Tiba-tiba saja Jeno muncul memasuki obrolan Haechan dan Jaemin. Mendengar suara suaminya, Jaemin merona, semoga ia tak mendengarkan kalimat terakhir Haechan, batin Jaemin penuh harap.

"Jeno-ya," sapa Jaemin kikuk. "Kenapa kemari?"

Kedua mata Jeno melengkung seperti bulan sabit saat ia tarik kedua ujung bibirnya. Melangkah sedikit menuju sang terkasih. Mengusak surai halus Jaemin yang bersih. Kemudian telapak tangannya ia bawa ke pipi yang putih.

"Kau tak kunjung datang ke kedai. Sudah tutup jua kau tetap tak terlihat. Ku putuskan pergi ke sini, ternyata benar." Kata Jeno masih membelai kedua pipi tembam Jaemin. "Ayo pulang, aku ingin makan Jajangmyeon buatan mu."

"Baiklah. Aku pulang dulu, ya, Haechan-ah." Jaemin beranjak dari duduknya, tak lupa ia mengelus kembali perut Haechan.

"Hati-hati!" Seru Haechan.

Jaemin melambaikan tangannya saat pandangannya melihat Haechan kian menjadi kecil.

"Huh, Haechan sangat menggemaskan ketika mengandung."

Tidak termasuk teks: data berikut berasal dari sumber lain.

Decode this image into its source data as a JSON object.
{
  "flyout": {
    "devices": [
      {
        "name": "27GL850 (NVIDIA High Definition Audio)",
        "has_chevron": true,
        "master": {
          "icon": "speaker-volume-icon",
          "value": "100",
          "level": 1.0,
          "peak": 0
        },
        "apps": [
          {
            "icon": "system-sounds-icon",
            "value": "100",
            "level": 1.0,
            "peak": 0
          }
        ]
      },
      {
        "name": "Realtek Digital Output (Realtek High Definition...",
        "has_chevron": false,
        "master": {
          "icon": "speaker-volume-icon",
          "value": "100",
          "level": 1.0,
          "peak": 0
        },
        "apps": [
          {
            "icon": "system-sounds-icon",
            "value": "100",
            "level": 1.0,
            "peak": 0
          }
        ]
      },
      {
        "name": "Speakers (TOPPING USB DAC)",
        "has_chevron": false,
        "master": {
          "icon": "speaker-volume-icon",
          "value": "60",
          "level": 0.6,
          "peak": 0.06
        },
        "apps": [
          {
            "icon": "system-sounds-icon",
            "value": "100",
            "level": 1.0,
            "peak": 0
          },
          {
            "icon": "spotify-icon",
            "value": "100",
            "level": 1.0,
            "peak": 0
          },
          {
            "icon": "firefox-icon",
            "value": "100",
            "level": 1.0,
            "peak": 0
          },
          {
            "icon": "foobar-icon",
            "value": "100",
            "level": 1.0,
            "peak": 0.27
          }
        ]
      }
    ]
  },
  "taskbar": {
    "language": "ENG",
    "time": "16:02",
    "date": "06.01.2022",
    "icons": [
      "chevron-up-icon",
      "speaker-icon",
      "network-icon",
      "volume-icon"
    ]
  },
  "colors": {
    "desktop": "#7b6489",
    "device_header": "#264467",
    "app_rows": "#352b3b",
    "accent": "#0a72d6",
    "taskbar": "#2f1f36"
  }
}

Jeno terkekeh, "seperti ini juga kau sudah menggemaskan, bagaimana jika mengandung nanti?"

"Aku menginginkan itu segera," kalimat si manis terdengar lesu.

Bis kemudian datang tetapi Jeno sempat berkata, "tidak usah terburu-buru, kita bisa membuatnya setelah ini. Sepertinya saran Haechan akan membantu."

Barisan kalimat itu membuat Jaemin merinding serius. Pipinya merona bak kepiting kukus. Ia buru-buru masuk dahulu ke dalam bis, meninggalkan Jeno yang tertawa terhadap respon Jaemin.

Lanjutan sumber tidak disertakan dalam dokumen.